How does having the sick butcher the doctor make us better?

I can guess how it will be rationalized: that having the doctor make such a sacrifice will make us believe more sincerely in his prescription. But again, that's religion leeching off a cognitive shortcut our brains take, that we'll assume it must have been a very, very important message if the messenger was willing to die for it. That's invalid — people die stupidly for bad reasons all the time. The only test that matters is whether the doctor actually helps people with his actions.

Another problem: Jesus cheats. We're supposed to believe that he's saving us from an imaginary ancestral sin, and that he's doing so by dying…but he doesn't! He comes back three days (OK, actually a day and a half) later, perfectly healthy except for a few holes which don't seem to perturb him much, and he gets to magically zoom up into the sky and live forever in his dad's palace. This is no sacrifice at all.

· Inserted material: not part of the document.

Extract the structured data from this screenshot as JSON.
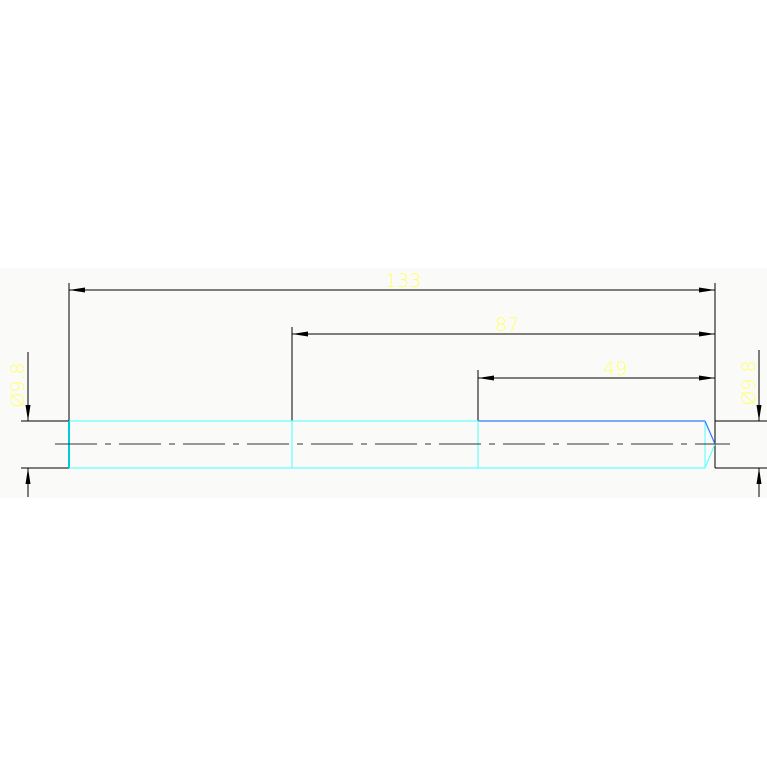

Now, if our hypothetical soldier who threw himself on a grenade turned out to survive the experience hale and healthy because, for instance, the bomb was dud, he'd still be a hero — he didn't know it would fizzle, and the intent was there. This doesn't help Jesus, though. He's omnipotent and omniscient and knew his own nature, and knew that you don't kill a god by hanging him from a tree and poking him with sticks. Jesus faked his heroism. He's no hero at all.

Finally, there's a layer of the story that doesn't resonate with modern audiences much at all, the idea of the propitiatory sacrifice, which is where the appeal of these spring sacrifices arose. Got a problem that you think is caused by a god? Take your strong king or your beautiful virgin and kill them, giving them to the god, so he'll reward you with a good harvest or fortune in war or the return of tasty game animals. Most of us know this doesn't work. Even Christianity tends to steer clear of this claim any more, even though it is sprinkled throughout the Old Testament. But on another level, the Easter story is the tale of God giving his only begotten son in a blood sacrifice to propitiate himself and grant us forgiveness for having crossed him once in 4004BC.

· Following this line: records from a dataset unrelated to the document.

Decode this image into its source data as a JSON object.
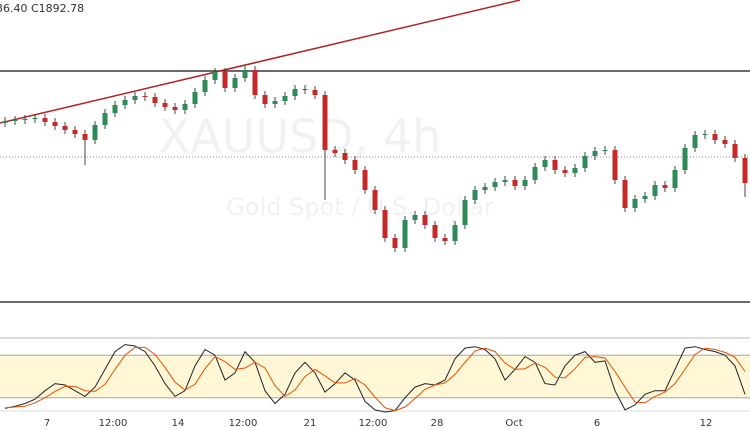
{
  "chart_data": {
    "type": "candlestick",
    "header": "36.40 C1892.78",
    "watermark": "XAUUSD, 4h",
    "watermark_subtitle": "Gold Spot / U.S. Dollar",
    "up_color": "#2e8b57",
    "down_color": "#c62828",
    "xlim": [
      -0.5,
      74.5
    ],
    "ylim": [
      1842,
      1966
    ],
    "xticks": [
      {
        "value": 4.2,
        "label": "7"
      },
      {
        "value": 10.8,
        "label": "12:00"
      },
      {
        "value": 17.3,
        "label": "14"
      },
      {
        "value": 23.8,
        "label": "12:00"
      },
      {
        "value": 30.5,
        "label": "21"
      },
      {
        "value": 36.8,
        "label": "12:00"
      },
      {
        "value": 43.2,
        "label": "28"
      },
      {
        "value": 50.9,
        "label": "Oct"
      },
      {
        "value": 59.2,
        "label": "6"
      },
      {
        "value": 70.1,
        "label": "12"
      }
    ],
    "open": [
      1916.8,
      1917.6,
      1918.0,
      1918.4,
      1918.8,
      1917.2,
      1915.6,
      1914.0,
      1912.4,
      1910.0,
      1916.0,
      1920.8,
      1924.0,
      1926.0,
      1927.6,
      1927.2,
      1924.8,
      1923.2,
      1922.0,
      1924.4,
      1929.2,
      1934.0,
      1937.2,
      1930.8,
      1934.8,
      1938.0,
      1928.0,
      1924.4,
      1925.6,
      1927.6,
      1930.4,
      1930.0,
      1928.0,
      1906.0,
      1904.8,
      1902.0,
      1898.0,
      1890.0,
      1882.0,
      1870.8,
      1866.8,
      1878.0,
      1880.0,
      1876.0,
      1870.8,
      1869.6,
      1876.0,
      1886.0,
      1890.0,
      1891.2,
      1893.2,
      1894.0,
      1891.6,
      1894.0,
      1899.2,
      1902.0,
      1898.0,
      1896.8,
      1898.8,
      1903.6,
      1905.6,
      1906.0,
      1894.0,
      1882.8,
      1886.4,
      1887.6,
      1892.0,
      1890.8,
      1898.0,
      1906.8,
      1912.0,
      1912.4,
      1910.0,
      1908.4,
      1902.8
    ],
    "high": [
      1919.2,
      1919.6,
      1920.0,
      1920.4,
      1920.4,
      1918.8,
      1917.2,
      1915.6,
      1914.0,
      1917.6,
      1922.4,
      1925.6,
      1927.6,
      1929.2,
      1929.2,
      1928.8,
      1926.4,
      1924.8,
      1926.0,
      1930.8,
      1935.6,
      1938.8,
      1938.8,
      1936.4,
      1939.6,
      1939.6,
      1929.6,
      1927.2,
      1929.2,
      1932.0,
      1932.0,
      1931.6,
      1929.6,
      1907.6,
      1906.4,
      1903.6,
      1899.6,
      1891.6,
      1883.6,
      1872.4,
      1879.6,
      1881.6,
      1881.6,
      1877.6,
      1872.4,
      1877.6,
      1887.6,
      1891.6,
      1892.8,
      1894.8,
      1895.6,
      1895.6,
      1895.6,
      1900.8,
      1903.6,
      1903.6,
      1899.6,
      1900.4,
      1905.2,
      1907.2,
      1907.6,
      1907.6,
      1895.6,
      1888.0,
      1889.2,
      1893.6,
      1893.6,
      1899.6,
      1908.4,
      1913.6,
      1914.0,
      1914.0,
      1911.6,
      1910.0,
      1904.4
    ],
    "low": [
      1915.2,
      1916.0,
      1916.4,
      1916.8,
      1915.6,
      1914.0,
      1912.4,
      1910.8,
      1900.0,
      1908.4,
      1914.4,
      1919.2,
      1922.4,
      1924.4,
      1925.6,
      1923.2,
      1921.6,
      1920.4,
      1920.4,
      1922.8,
      1927.6,
      1932.4,
      1929.2,
      1929.2,
      1933.2,
      1926.4,
      1922.8,
      1922.8,
      1924.0,
      1926.0,
      1928.4,
      1926.4,
      1886.0,
      1903.2,
      1900.4,
      1896.4,
      1888.4,
      1880.4,
      1869.2,
      1865.2,
      1865.2,
      1876.4,
      1874.4,
      1869.2,
      1868.0,
      1868.0,
      1874.4,
      1884.4,
      1888.4,
      1889.6,
      1891.6,
      1890.0,
      1890.0,
      1892.4,
      1897.6,
      1896.4,
      1895.2,
      1895.2,
      1897.2,
      1902.0,
      1904.0,
      1892.4,
      1881.2,
      1881.2,
      1884.8,
      1886.0,
      1889.2,
      1889.2,
      1896.4,
      1905.2,
      1910.4,
      1908.4,
      1906.8,
      1901.2,
      1887.2
    ],
    "close": [
      1917.6,
      1918.0,
      1918.4,
      1918.8,
      1917.2,
      1915.6,
      1914.0,
      1912.4,
      1910.0,
      1916.0,
      1920.8,
      1924.0,
      1926.0,
      1927.6,
      1927.2,
      1924.8,
      1923.2,
      1922.0,
      1924.4,
      1929.2,
      1934.0,
      1937.2,
      1930.8,
      1934.8,
      1938.0,
      1928.0,
      1924.4,
      1925.6,
      1927.6,
      1930.4,
      1930.0,
      1928.0,
      1906.0,
      1904.8,
      1902.0,
      1898.0,
      1890.0,
      1882.0,
      1870.8,
      1866.8,
      1878.0,
      1880.0,
      1876.0,
      1870.8,
      1869.6,
      1876.0,
      1886.0,
      1890.0,
      1891.2,
      1893.2,
      1894.0,
      1891.6,
      1894.0,
      1899.2,
      1902.0,
      1898.0,
      1896.8,
      1898.8,
      1903.6,
      1905.6,
      1906.0,
      1894.0,
      1882.8,
      1886.4,
      1887.6,
      1892.0,
      1890.8,
      1898.0,
      1906.8,
      1912.0,
      1912.4,
      1910.0,
      1908.4,
      1902.8,
      1892.78
    ],
    "hlines": [
      1937.6,
      1845.2
    ],
    "hline_color": "#111111",
    "price_line": 1903.2,
    "trendline": {
      "x": [
        -0.5,
        51.5
      ],
      "y": [
        1916.8,
        1966
      ],
      "color": "#b22222"
    },
    "stoch": {
      "ylim": [
        0,
        100
      ],
      "band": [
        20,
        80
      ],
      "series": [
        {
          "color": "#222222",
          "values": [
            5,
            8,
            12,
            18,
            30,
            40,
            38,
            30,
            22,
            35,
            60,
            85,
            95,
            93,
            85,
            65,
            40,
            22,
            30,
            65,
            88,
            80,
            45,
            55,
            85,
            70,
            30,
            12,
            25,
            55,
            70,
            55,
            28,
            40,
            55,
            45,
            15,
            3,
            0,
            2,
            20,
            35,
            40,
            38,
            45,
            75,
            90,
            92,
            88,
            75,
            45,
            60,
            78,
            70,
            40,
            38,
            65,
            80,
            85,
            70,
            72,
            30,
            3,
            10,
            25,
            30,
            30,
            60,
            90,
            92,
            88,
            85,
            80,
            65,
            25
          ]
        },
        {
          "color": "#e65100",
          "values": [
            6,
            7,
            8,
            13,
            20,
            29,
            36,
            36,
            30,
            29,
            39,
            60,
            80,
            91,
            91,
            81,
            63,
            42,
            31,
            39,
            61,
            78,
            71,
            60,
            62,
            70,
            62,
            37,
            22,
            31,
            50,
            60,
            51,
            41,
            41,
            47,
            38,
            21,
            6,
            2,
            7,
            19,
            32,
            38,
            41,
            53,
            70,
            86,
            90,
            85,
            69,
            60,
            61,
            69,
            63,
            49,
            48,
            61,
            77,
            78,
            76,
            57,
            35,
            14,
            13,
            22,
            28,
            40,
            60,
            81,
            90,
            88,
            84,
            77,
            57
          ]
        }
      ]
    }
  }
}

It doesn't work logically or emotionally. It's the action of a psychopath with a grudge over a petty slight; it's what a demented monster would do. We don't regard as heroic the soldier who throws the fellow next to him on top of the grenade, and we especially condemn the soldier who first pulled the pin on the grenade, then smothered the explosion with his bunkmates body.

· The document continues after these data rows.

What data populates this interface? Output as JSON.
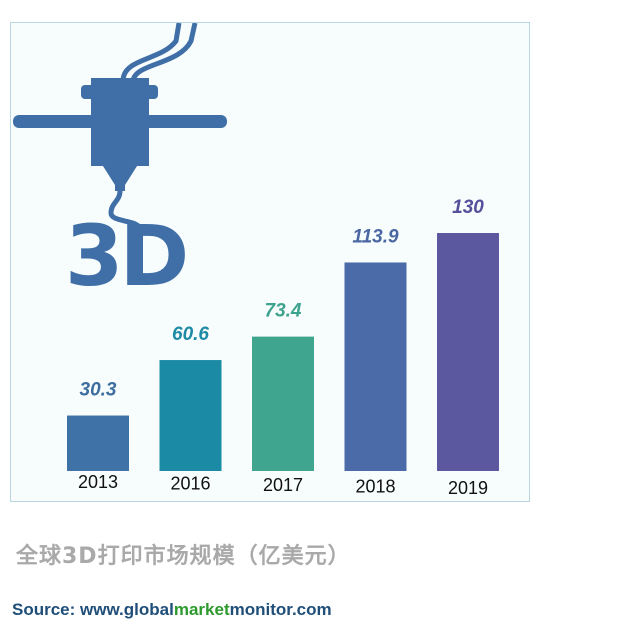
{
  "chart_data": {
    "type": "bar",
    "categories": [
      "2013",
      "2016",
      "2017",
      "2018",
      "2019"
    ],
    "values": [
      30.3,
      60.6,
      73.4,
      113.9,
      130
    ],
    "value_labels": [
      "30.3",
      "60.6",
      "73.4",
      "113.9",
      "130"
    ],
    "bar_colors": [
      "#3f73a8",
      "#1a8aa5",
      "#3fa58f",
      "#4a6ba8",
      "#5b58a0"
    ],
    "label_colors": [
      "#3d6d9e",
      "#1f8aa5",
      "#3ea38e",
      "#4a67a3",
      "#55509b"
    ],
    "ylim": [
      0,
      140
    ],
    "grid": false,
    "legend": "none",
    "title": "全球3D打印市场规模（亿美元）",
    "xlabel": "",
    "ylabel": ""
  },
  "logo": {
    "text": "3D",
    "icon": "3d-printer-nozzle-icon",
    "color": "#3f6fa6"
  },
  "source": {
    "prefix": "Source: www.",
    "part1": "global",
    "part2": "market",
    "part3": "monitor",
    "suffix": ".com",
    "color": "#1f4e79",
    "highlight_color": "#2e9a2e"
  }
}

This is how you should think about the holiday today. Selfless sacrifice for the greater good is a social virtue, and it's nice that Christianity has imbedded the idea in its heart. But what's revolting is that they've taken this simple idea and spindled it up into a sick, twisted, confusing botch of a story that guts it of its power if you use your brain and think about it. Easter is a holiday for the mindless, with a grim horror at its center.

1 comment:

Anonymous said...

Very good explanation of this and other holidays. We do miss the simple goal and objective is to love each other unconditionally and the jumping on the grenade becomes a no brainer. If we could love each other unconditionally even with our differences, what a world this would be. Oh well, back to reality tomorrow.